The first five markets will be closely followed by another 10, totaling 15, scheduled to have access to the long-term evolution data network by the end of 2011, AT&T Chief Financial Officer John Stephens said in a media appearance this week, according to Fierce Wireless. In all, a U.S. population of 70 million people will have access to the LTE network by year's end.
That means AT&T is on schedule with its plans announced in May of this year. The remaining 10 markets that will gain LTE access this year have not yet been announced.
AT&T began selling its first two LTE devices in August in the form of a 4G USB modem and a mobile hotspot both made by Sierra Wireless. The company also recently launched an LTE tablet, the HTC Jetstream, for $700 with a two-year contract, and plans to launch its first LTE smartphone by the end of 2011.
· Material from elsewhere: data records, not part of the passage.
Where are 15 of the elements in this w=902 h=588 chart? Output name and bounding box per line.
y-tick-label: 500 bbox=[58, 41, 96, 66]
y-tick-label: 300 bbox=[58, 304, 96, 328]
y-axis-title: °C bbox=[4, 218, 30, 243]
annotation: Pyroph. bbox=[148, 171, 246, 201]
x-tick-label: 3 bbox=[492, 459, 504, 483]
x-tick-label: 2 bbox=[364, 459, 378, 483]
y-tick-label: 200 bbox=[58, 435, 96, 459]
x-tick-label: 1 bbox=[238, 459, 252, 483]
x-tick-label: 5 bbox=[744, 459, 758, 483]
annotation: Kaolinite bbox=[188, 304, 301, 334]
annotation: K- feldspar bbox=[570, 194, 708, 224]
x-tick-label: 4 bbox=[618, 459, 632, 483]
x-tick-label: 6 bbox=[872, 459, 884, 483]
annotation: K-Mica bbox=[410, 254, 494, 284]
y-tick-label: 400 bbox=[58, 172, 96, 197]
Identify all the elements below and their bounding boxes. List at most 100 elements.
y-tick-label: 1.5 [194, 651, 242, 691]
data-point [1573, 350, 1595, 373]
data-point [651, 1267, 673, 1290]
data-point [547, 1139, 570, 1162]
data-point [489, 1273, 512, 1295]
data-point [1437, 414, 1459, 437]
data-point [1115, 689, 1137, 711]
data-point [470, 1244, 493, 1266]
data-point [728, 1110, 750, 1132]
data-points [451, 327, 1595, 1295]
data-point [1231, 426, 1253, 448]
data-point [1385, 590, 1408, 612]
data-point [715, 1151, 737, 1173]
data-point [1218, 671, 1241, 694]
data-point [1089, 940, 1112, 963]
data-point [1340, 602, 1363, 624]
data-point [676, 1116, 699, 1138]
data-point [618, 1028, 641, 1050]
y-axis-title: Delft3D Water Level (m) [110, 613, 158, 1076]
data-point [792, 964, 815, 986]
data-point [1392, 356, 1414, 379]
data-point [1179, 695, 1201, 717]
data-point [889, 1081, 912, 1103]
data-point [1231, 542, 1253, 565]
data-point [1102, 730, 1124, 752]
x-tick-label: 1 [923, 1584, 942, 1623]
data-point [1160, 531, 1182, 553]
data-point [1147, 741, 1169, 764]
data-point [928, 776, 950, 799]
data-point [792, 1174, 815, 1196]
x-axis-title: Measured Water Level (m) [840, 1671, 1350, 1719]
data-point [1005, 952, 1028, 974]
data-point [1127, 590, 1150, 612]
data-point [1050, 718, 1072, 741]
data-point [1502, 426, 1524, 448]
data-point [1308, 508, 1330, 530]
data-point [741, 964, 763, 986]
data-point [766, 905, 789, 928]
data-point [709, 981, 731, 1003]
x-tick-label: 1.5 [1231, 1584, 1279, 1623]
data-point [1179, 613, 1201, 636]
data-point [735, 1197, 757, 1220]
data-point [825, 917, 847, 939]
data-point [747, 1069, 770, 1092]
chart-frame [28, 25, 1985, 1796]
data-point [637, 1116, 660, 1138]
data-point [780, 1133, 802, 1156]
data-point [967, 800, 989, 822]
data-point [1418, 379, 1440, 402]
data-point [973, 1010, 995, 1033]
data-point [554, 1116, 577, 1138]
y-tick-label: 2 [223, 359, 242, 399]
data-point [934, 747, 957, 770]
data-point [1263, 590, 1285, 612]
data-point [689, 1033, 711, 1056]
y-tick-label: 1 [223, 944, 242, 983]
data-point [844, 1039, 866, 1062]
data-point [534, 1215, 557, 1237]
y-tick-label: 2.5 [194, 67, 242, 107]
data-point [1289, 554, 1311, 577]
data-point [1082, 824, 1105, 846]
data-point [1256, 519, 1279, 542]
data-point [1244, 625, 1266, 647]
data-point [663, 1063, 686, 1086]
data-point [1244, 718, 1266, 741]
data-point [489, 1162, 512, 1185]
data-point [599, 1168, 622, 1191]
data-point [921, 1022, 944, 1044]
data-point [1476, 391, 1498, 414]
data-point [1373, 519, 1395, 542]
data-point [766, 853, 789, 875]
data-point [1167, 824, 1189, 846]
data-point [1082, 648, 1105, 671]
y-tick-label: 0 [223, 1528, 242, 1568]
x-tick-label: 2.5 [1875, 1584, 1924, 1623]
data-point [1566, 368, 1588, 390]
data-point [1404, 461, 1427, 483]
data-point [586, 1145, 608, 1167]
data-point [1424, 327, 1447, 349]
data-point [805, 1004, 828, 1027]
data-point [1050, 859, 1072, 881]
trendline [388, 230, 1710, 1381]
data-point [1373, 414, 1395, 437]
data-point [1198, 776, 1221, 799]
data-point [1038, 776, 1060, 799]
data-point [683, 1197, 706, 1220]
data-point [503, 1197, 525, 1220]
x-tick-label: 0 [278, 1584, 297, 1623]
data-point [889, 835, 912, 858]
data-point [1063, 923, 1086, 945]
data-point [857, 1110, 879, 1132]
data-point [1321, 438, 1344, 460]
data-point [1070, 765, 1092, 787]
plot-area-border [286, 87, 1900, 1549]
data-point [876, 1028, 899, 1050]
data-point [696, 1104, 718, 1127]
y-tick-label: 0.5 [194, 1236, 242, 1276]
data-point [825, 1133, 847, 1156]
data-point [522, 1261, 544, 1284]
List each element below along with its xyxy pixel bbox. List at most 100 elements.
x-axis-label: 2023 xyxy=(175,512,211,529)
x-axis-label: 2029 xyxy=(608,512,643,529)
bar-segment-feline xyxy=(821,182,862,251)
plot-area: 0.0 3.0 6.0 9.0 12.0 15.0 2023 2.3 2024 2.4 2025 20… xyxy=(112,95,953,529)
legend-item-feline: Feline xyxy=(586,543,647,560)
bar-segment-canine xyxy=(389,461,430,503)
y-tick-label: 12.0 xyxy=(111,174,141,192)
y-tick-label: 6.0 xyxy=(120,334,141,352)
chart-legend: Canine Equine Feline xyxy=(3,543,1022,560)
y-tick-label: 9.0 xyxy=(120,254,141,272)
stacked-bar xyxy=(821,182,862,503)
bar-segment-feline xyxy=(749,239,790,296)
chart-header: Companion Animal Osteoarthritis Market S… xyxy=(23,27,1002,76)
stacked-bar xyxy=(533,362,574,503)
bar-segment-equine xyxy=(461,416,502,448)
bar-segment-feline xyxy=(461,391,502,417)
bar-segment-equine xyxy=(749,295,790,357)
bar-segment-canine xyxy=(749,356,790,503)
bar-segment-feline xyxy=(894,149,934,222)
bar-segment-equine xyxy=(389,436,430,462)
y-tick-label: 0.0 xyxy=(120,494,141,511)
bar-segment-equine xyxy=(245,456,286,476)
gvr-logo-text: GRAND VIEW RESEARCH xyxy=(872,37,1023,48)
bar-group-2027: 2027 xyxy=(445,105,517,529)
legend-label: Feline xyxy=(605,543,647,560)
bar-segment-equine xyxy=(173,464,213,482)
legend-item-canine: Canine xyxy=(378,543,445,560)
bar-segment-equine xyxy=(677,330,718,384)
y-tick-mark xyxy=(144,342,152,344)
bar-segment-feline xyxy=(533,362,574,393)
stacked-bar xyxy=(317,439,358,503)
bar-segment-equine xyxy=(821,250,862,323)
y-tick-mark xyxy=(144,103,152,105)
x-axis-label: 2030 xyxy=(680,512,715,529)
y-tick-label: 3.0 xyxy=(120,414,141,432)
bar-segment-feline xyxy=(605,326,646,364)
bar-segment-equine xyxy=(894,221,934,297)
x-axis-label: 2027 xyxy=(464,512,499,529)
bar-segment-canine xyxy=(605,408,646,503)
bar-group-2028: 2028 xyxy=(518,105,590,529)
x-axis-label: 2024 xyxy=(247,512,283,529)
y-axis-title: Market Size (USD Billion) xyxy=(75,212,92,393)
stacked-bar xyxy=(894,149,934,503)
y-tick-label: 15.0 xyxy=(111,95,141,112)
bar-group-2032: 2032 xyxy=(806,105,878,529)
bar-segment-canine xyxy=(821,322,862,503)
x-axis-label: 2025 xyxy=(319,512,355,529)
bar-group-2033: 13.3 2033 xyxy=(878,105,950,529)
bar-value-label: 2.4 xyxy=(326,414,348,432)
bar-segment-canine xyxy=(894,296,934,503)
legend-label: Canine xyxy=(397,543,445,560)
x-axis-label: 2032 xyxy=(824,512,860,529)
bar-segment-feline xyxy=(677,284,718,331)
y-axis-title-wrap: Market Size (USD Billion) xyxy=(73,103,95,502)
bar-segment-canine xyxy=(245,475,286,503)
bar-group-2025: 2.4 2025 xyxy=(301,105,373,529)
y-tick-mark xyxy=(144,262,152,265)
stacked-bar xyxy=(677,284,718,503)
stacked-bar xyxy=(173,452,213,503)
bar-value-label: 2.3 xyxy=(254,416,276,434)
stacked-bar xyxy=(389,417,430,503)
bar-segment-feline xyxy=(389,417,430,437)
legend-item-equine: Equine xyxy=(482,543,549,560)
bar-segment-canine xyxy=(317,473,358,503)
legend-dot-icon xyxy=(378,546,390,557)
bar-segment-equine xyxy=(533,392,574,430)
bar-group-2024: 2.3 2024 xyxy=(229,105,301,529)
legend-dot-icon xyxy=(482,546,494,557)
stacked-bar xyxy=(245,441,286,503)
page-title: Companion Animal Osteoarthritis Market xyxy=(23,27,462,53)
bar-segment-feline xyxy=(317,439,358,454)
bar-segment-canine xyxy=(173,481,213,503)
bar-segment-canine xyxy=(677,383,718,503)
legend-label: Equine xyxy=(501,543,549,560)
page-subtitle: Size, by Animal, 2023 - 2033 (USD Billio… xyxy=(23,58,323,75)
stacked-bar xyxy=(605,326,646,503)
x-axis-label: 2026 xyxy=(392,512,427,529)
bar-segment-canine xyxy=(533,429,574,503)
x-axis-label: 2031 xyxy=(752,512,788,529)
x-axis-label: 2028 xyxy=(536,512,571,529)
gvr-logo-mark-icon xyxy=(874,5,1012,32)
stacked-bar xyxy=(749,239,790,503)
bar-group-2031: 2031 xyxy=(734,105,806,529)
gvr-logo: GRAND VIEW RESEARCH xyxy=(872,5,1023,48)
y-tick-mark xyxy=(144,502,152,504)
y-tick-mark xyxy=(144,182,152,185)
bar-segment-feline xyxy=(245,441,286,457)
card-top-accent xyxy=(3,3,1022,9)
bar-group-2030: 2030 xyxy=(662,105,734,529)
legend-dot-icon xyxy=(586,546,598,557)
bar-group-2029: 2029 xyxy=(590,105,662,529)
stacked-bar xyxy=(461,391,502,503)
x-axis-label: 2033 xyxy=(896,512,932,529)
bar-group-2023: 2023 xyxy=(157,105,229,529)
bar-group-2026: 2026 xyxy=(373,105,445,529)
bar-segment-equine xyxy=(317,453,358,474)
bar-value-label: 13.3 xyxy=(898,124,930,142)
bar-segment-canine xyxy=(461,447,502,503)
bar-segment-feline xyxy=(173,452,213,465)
AT&T has said that it will charge $50 for 5 gigabytes of data on a data-only LTE device, with real-world download speeds of 5 to 12 Mbps, much faster than the company's current HSPA network. Smartphone data pricing for 4G has not yet been announced.
Rival carrier Verizon, currently the only other company to offer the iPhone in the U.S., already launched its own 4G LTE network in late 2010. Verizon also has a handful of Android-powered handsets that are 4G-capable, but Apple has suggested that it will not be quick to build an LTE device.
Apple Chief Operating Officer Tim Cook said this April that his company is still concerned with poor battery life associated with the first 4G devices. He indicated Apple is in no rush to adopt 4G, though there has been ample, unofficial evidence that Apple is exploring the technology for adoption in a future iPhone.